Am Sonnabend, dem 4. September 1937, wurde Glesel vom NKWD verhaftet. Allerding erfolgte die Verhaftung nicht aufgrund seines Ausschlusses aus dem Schriftstellerverband, sondern aufgrund eines Beschlusses des NKWD, anlässlich des 20. Jahrestages der Großen Sozialistischen Oktoberrevolution eine Reihe von Volksfeinden zu liquidieren.
Dennoch konnte eine Verhaftung durch den NKWD nicht ohne Vorwand erfolgen. So warf man ihm vor, Mitglied einer terroristischen Spionage- und Diversionsorganisation deutscher Emigranten zu sein. In den Verhören schlugen die Politkommissare routiniert den breiten Fächer der Anschuldigungen auf, die von konterrevolutionärer Tätigkeit bis zum faschistischem Terror im Auftrag der Gestapo reichten.
Acht Wochen nach seiner Verhaftung, am 29. Oktober 1937, wurde Samuel Glesel nach § 58/10 und 11 des Strafgesetzbuchs der RSFSR wegen »Propaganda oder Agitation, die zu Sturz, Unterhöhlung oder Schwächung der Sowjetherrschaft oder zur Begehung einzelner gegenrevolutionärer Verbrechen« zur ›Höchststrafe‹ verurteilt. Nur wenige Tage später, am 5. November, wurde er in Leningrad erschossen. Allein an diesem Tag wurden neben ihm weitere 99 Personen hingerichtet und auf einem Ödland bei Lewaschowo verscharrt, wo während der »großen Säuberung« Tausende exekutiert wurden. Müßig sich vorzustellen, welches Schicksal Samuel Glesel erwartet hätte, wäre er nicht Opfer einer Massenverhaftung und –erschießung geworden. Seine Frau, die wie ihr Mann verhaftet wurde, aber bereits am 23. November 1937 wieder freigelassen wurde, ließ der NKWD in perfider Manier über den Tod und den Todeszeitpunkt ihres Mannes im Unklaren.

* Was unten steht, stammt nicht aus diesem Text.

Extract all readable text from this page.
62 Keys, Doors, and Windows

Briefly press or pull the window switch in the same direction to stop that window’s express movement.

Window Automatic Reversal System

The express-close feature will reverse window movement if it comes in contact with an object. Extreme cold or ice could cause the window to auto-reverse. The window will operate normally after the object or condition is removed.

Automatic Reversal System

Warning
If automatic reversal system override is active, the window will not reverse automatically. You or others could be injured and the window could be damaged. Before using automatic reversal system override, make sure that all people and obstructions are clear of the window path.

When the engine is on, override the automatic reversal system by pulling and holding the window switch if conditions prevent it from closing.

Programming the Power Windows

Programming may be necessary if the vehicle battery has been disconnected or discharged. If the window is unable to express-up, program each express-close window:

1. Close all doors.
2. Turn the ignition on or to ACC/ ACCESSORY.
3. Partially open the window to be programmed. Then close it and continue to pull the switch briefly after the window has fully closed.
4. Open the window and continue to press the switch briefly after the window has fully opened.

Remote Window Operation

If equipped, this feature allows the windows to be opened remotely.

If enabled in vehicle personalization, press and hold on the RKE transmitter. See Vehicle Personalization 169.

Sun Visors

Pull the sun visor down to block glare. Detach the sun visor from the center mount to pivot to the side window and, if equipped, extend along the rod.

In ihrem Tagebuch schreibt Elisabeth Wellnitz:
Seltsamerweise ließ man mich nach kurzer Zeit wieder frei, was damals wirklich ein Wunder war, und ich konnte meinen Jungen wieder zu mir nehmen. Allerdings durften wir nicht in unsere frühere Wohnung zurück, aus der inzwischen alle Möbel entfernt worden waren. Wir bekamen ein kleineres Zimmer. Auch erlaubte man mir nicht, meine frühere Lehrtätigkeit an der Hochschule wieder aufzunehmen; ich wurde nur als Schreibhilfe eingesetzt. Von Sally hatte ich die ganze Zeit über nichts gehört. Ich erfuhr auch nicht, in welches Straflager er gekommen war. Wir haben uns nie wiedergesehen.
Erst im Jahr 1958 rehablilitierte man Samuel Glesel postum. 1997 wurde an der Stelle, wo Samuel Glesel und die zahllosen Opfer der »Deutschen Operation« verscharrt wurden, ein Gedenkfriedhof für die Opfer politischer Repression errichtet. Eine Gedenktafel erinnert auch an Samuel Glesel. Im Juni 2015 errichteten seine Angehörigen auf dem Gelände einen Gedenkstein für ihn.